Looking ahead — and over his shoulder
Trump touts success in the Senate, but special counsel investigation deepens as a former aide pleads guilty to lying to FBI
The highs and lows of a presidency rarely come in such quick succession. But within hours, President Donald Trump watched as one of his closest former aides pleaded guilty and promised to help prosecutors seek out more targets, then stayed up late to cheer on the Senate as it broke through months of gridlock to pass the largest tax cuts in years.
Scandal and success in short order left the White House whipsawed and searching for a path forward that would generate more of the latter while knowing that the former is not going away anytime soon. Michael Flynn, the former national security adviser who pleaded guilty to a felony Friday, was the fourth person near Trump to be charged, and few in Washington expect him to be the last.
No president in modern times has faced such a major investigation so early in his term even as he was still seeking to establish his political footing, much less one with as little popular support in polls as Trump has. The challenge for Trump in the weeks to come will be how to press forward on his agenda without letting the ominous drumbeat of indictments and court hearings consume his presidency. ‘Cracks in the White House’
“The White House has to continue to operate and cannot be perceived as waiting for the next testimony, the next announcement or the unanticipated issue,” said Tom Griscom, a former White House official who helped President Ronald Reagan recover from the IranContra scandal in the 1980s. “The American people wanted to see a president that was engaged and able to move his agenda even with the distraction of an investigation.”
Initially at least, Trump followed that script Saturday morning by concentrating his Twitter feed on his legislative achievement. “Biggest Tax Bill and Tax Cuts in history just passed in the Senate,” he wrote.
But his restraint did not last long. “What has been shown is no collusion, no collusion,” he told reporters when he left the White House for a day trip to New York. “There’s been absolutely no collusion, so we’re very happy. And frankly last night was one of the big nights.”
Within a couple of hours, he went back to Twitter for a more forceful response.
“I had to fire General Flynn because he lied to the Vice President and the FBI,” Trump wrote. “He has pled guilty to those lies. It is a shame because his actions during the transition were lawful. There was nothing to hide!”
The special counsel investigation into Russia’s interference in last year’s election has driven him to fits of anger for months, and his staff could hardly be surprised that he would vent that again. From their point of view, his first comments Saturday at least were not aimed at investigators.
“The Flynn plea is important, too, because it shows that the cracks in the White House front that everyone suspected are real,” said David Greenberg, a presidential historian at Rutgers University. “And they may widen. It seems likely to deepen the sense of siege in the West Wing. That siege mentality can be crippling.”
Hard to tame
Trump is hardly a model of political discipline, and keeping him focused has been a major preoccupation of his staff from the beginning. Ty Cobb, the White House lawyer overseeing the response to the investigation, has repeatedly urged Trump to keep quiet about it, with mixed results. John F. Kelly, the retired Marine general serving as White House chief of staff, tries to keep Trump’s day filled with meetings on policy issues but has yet to tame the president’s Twitter habit.

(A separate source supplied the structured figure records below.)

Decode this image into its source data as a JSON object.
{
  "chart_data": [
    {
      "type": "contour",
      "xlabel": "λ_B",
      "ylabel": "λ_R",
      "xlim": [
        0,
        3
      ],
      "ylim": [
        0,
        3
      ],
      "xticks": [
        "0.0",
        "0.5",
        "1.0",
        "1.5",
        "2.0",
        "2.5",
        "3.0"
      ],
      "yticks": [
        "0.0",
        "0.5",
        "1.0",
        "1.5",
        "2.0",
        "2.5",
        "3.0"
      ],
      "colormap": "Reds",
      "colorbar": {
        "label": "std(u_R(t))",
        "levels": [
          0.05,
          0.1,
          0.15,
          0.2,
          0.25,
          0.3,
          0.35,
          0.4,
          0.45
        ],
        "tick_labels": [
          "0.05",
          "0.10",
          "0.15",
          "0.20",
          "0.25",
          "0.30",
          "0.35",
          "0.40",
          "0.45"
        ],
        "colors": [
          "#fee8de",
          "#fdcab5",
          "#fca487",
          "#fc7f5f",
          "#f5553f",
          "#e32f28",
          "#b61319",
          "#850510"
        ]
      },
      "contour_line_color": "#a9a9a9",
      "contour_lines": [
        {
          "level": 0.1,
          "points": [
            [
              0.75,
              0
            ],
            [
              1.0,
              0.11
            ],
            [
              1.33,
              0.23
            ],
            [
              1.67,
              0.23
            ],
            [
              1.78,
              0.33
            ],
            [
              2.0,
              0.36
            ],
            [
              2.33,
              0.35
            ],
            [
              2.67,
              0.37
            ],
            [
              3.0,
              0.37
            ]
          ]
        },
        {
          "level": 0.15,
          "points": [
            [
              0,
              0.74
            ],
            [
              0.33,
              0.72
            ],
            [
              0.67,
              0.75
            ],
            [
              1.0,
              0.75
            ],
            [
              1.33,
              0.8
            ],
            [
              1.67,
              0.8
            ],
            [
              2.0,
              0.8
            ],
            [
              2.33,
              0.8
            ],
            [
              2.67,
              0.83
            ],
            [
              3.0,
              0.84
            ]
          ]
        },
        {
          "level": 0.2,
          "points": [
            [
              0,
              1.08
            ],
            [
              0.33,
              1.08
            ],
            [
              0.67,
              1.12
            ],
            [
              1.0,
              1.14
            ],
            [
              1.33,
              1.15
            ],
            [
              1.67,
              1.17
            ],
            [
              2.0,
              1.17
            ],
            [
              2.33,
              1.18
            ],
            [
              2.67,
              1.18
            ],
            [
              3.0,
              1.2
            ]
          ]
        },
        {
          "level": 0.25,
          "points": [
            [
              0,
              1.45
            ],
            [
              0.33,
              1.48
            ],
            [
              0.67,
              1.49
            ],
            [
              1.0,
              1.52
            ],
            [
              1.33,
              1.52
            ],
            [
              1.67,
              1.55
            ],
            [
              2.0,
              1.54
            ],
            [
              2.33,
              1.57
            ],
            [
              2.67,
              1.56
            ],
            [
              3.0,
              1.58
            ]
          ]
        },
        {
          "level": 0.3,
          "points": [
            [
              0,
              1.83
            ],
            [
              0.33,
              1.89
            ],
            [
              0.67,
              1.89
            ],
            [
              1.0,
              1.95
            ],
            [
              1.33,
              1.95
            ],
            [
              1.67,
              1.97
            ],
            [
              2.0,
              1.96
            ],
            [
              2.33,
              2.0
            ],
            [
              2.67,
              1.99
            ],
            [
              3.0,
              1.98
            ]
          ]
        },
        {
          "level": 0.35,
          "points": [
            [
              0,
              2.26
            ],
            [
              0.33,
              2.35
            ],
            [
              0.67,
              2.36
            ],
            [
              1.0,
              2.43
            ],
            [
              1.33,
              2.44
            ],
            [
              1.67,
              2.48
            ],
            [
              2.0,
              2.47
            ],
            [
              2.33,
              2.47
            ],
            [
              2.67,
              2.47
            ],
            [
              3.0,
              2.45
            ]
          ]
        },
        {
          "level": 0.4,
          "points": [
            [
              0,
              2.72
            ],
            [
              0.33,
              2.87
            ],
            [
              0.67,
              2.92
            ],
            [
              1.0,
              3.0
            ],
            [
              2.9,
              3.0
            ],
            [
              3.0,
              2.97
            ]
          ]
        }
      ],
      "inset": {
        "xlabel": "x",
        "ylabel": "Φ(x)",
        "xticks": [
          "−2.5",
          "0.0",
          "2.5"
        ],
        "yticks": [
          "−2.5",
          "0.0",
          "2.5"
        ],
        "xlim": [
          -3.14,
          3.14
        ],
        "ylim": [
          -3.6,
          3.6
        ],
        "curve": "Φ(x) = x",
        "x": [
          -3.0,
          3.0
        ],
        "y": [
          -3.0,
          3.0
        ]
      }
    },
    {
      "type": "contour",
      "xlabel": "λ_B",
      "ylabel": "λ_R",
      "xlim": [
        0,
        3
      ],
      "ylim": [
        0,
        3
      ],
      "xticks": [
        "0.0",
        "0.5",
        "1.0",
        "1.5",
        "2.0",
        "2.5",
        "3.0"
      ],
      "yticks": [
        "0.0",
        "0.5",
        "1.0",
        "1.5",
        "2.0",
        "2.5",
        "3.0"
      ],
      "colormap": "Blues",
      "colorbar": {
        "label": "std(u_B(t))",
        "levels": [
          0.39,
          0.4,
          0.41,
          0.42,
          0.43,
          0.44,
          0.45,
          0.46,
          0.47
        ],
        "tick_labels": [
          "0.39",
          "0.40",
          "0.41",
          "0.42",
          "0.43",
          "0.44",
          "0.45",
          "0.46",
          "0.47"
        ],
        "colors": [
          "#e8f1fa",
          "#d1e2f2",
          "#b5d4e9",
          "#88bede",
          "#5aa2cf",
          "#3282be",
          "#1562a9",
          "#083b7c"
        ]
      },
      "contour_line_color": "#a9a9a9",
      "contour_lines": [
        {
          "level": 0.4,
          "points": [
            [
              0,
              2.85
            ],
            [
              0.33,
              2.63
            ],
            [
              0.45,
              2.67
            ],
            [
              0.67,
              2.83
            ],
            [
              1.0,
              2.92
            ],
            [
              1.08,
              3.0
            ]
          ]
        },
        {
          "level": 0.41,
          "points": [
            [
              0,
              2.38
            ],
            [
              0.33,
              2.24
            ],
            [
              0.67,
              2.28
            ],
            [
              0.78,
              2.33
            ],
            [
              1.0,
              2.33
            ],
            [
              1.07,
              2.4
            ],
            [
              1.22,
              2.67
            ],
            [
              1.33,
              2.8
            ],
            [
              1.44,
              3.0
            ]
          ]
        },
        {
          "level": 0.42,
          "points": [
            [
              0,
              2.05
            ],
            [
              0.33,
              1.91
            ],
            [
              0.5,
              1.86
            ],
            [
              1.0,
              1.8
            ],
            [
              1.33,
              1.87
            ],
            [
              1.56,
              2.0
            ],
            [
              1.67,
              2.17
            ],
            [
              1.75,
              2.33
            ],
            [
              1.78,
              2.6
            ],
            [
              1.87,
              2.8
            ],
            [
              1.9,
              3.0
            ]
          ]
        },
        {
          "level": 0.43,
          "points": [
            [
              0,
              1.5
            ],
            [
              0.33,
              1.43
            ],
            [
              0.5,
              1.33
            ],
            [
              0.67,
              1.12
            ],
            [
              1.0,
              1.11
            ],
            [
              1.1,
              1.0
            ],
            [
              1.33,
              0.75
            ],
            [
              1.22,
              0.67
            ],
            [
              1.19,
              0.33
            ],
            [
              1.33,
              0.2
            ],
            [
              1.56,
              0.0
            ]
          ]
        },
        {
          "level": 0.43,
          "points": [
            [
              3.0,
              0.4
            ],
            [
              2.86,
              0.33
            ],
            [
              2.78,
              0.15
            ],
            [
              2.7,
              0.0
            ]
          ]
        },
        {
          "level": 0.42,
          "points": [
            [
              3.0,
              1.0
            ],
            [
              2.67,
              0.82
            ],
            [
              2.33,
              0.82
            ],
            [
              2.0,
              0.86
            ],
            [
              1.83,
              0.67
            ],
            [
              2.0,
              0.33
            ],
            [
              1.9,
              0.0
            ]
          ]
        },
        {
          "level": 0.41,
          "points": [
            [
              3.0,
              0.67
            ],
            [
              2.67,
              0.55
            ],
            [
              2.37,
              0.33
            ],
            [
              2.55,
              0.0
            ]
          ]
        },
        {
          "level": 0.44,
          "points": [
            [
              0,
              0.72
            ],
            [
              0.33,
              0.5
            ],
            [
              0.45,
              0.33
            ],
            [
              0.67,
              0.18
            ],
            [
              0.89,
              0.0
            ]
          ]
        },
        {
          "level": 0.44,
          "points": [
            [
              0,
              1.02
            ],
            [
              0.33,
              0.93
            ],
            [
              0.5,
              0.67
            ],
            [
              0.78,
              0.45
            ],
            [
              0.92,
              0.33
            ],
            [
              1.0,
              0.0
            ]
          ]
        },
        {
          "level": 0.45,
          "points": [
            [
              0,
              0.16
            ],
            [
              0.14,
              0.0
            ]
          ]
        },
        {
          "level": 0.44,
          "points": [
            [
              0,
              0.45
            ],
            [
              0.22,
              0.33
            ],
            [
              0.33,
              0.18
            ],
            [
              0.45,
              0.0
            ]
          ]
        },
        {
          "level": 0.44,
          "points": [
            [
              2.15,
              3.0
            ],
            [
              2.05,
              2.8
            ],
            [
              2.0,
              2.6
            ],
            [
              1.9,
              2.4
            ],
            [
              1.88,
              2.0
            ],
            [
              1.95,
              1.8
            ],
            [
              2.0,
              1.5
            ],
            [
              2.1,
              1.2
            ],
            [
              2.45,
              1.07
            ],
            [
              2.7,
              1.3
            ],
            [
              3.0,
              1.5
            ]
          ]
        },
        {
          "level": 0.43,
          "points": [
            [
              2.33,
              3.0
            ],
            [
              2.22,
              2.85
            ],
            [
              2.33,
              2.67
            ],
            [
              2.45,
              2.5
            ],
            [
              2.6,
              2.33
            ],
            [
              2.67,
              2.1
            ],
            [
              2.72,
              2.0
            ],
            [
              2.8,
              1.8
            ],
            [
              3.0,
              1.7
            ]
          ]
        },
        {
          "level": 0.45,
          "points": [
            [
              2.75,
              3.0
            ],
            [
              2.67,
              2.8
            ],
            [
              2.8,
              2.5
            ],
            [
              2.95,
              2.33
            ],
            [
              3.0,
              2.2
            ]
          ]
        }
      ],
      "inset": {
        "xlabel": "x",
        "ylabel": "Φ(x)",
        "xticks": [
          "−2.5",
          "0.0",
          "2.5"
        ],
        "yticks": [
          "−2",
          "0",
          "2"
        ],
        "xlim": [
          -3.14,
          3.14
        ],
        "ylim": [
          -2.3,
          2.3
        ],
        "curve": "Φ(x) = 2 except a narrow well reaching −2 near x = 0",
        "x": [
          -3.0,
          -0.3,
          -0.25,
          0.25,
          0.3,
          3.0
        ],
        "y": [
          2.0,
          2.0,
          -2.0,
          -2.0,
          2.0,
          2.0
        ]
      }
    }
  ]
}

“To be sure, an event like this can be a drain on morale, especially for those who worked with and like General Flynn,” said Shannen W. Coffin, a former counsel to Cheney. “For the rest of the White House, it’s important not to get dragged down into the Washington speculation game, and that they keep their eyes on the ball on the president’s priorities in domestic policy, judicial appointments, national security and the like.”
Coffin pointed to Kelly, who has enforced more order on the West Wing operation, if not on the president himself. “With some internal discipline, which the chief of staff has imposed, there’s no reason this should become all consuming,” he said.
Trump has options for shortcircuiting the investigation that other presidents might not have contemplated in similar circumstances.
Having fired James Comey as FBI director, Trump could likewise fire Robert Mueller, the special counsel, or he could pardon Flynn or others swept up in the investigation. Either tack would almost surely provoke a bipartisan firestorm and, critics warned, potentially expose Trump to impeachment proceedings for obstruction of justice.
Lawmakers were quick to warn Trump away from such a course in the hours after Flynn’s plea.
“I think any pardons or any type of shenanigans with this whole process would be very troublesome,” said Sen. Joe Manchin III of West Virginia, one of the Democrats considered friendliest with Trump.